Per costruire una politica urbana sostenibile inclusiva, dobbiamo tutti svolgere un ruolo attivo di cittadini. Sono le persone che vivono e lavorano nelle nostre città che rappresentano gli attori principali nel renderle più “verdi” -scegliendo di utilizzare i mezzi pubblici, adottando come singoli cittadini politiche di riciclo, proteggendo e risorse idriche, e anche conoscendo e promuovendo la creazione di arre verdi. Questi sono solo alcuni dei modi concreti in cui i cittadini possono contribuire a rendere le nostre economie e le nostre città più sostenibili ed efficienti nell’uso delle risorse, così come più attraenti per vivere e lavorare.
 
Purtroppo in Italia è ancora difficile distinguere fra bene comune e bene del Comune. Non si può pensare che quando c’è carenza di aree verdi, queste siano necessarie perché un bene comune e poi lamentarsi se queste sono gestire in modo non corretto e pensare che questo è esclusivamente responsabilità dell’Amministrazione pubblica perché sono un bene del Comune.

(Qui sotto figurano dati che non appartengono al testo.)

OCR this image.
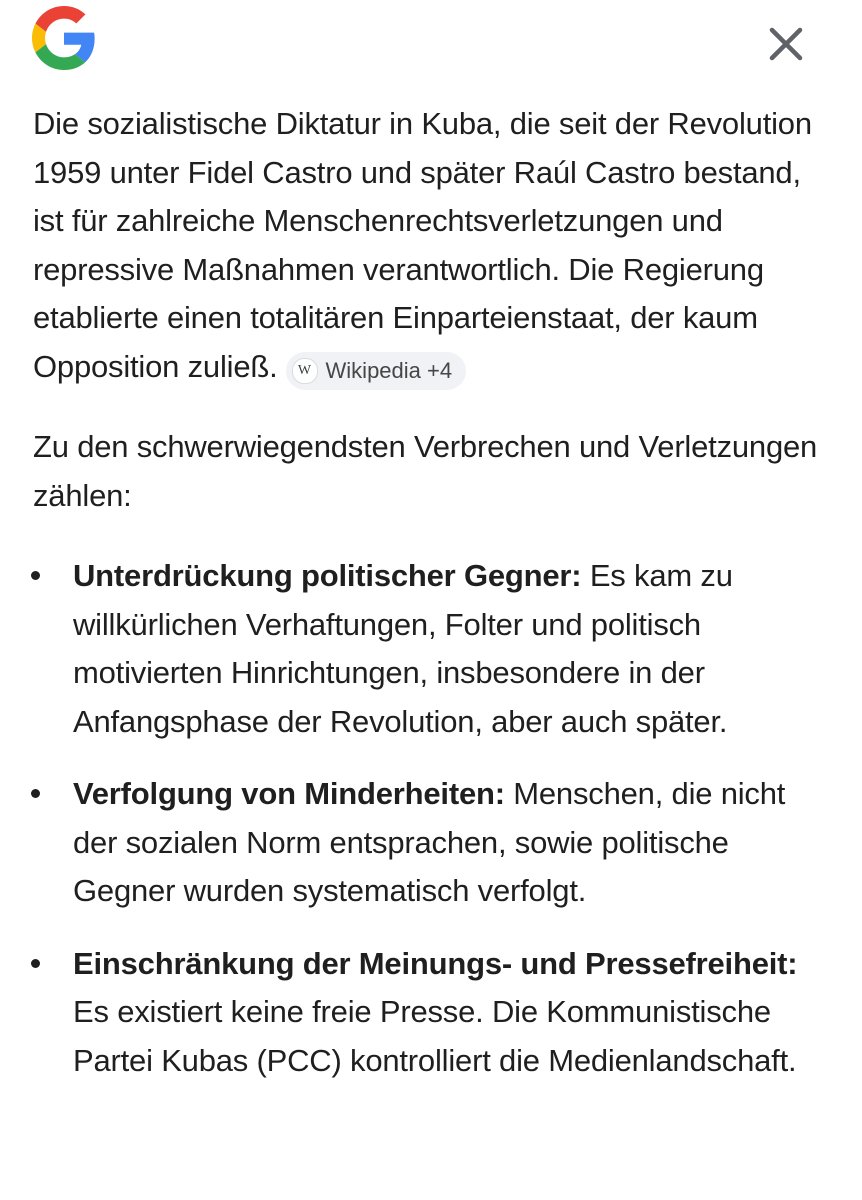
Die sozialistische Diktatur in Kuba, die seit der Revolution 1959 unter Fidel Castro und später Raúl Castro bestand, ist für zahlreiche Menschenrechtsverletzungen und repressive Maßnahmen verantwortlich. Die Regierung etablierte einen totalitären Einparteienstaat, der kaum Opposition zuließ.	W Wikipedia +4

Zu den schwerwiegendsten Verbrechen und Verletzungen zählen:

Unterdrückung politischer Gegner: Es kam zu willkürlichen Verhaftungen, Folter und politisch motivierten Hinrichtungen, insbesondere in der Anfangsphase der Revolution, aber auch später.
Verfolgung von Minderheiten: Menschen, die nicht der sozialen Norm entsprachen, sowie politische Gegner wurden systematisch verfolgt.
Einschränkung der Meinungs- und Pressefreiheit: Es existiert keine freie Presse. Die Kommunistische Partei Kubas (PCC) kontrolliert die Medienlandschaft.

La semplice apposizione di una preposizione articolata cambia radicalmente il nostro approccio.
Senza poi contare che, in molti, c’è la tendenza all’accettazione passiva di certe cose, una ignavia di fondo nel cittadino che è inaccettabile, siamo sempre pronti ad arrabbiarci quando ci toccano nel privato, ma poco quando, invece, si danneggia un patrimonio comune come gli alberi o altro.
Qui cito un mio concittadino illustre, Dante Alighieri, il quale considerava gli ignavi neanche meritevoli dell’Inferno e li ha collocati nell’Antinferno perché sono coloro che durante la loro vita non hanno mai agito né nel bene né nel male, senza mai osare avere un’idea propria, ma limitandosi ad adeguarsi sempre a quella del più forte.

Io credo che una politica ambientale, una vera e propria pianificazione del territorio e di ciò che esso dovrà essere fra 50 anni che veda nell’aumento delle superfici a verde e e della percezione dei valori naturali del paesaggio dovrà prevalere sulla forza degli speculatori che sappiamo essere enorme, ma che non salvaguarda il nostro futuro, ma è interessata solo all’arricchimento di pochi nel presente.

Il consumo del suolo in Italia ha raggiunto livelli ormai non più accettabili. In questo contesto occorre aver chiaro il vero significato di verde urbano.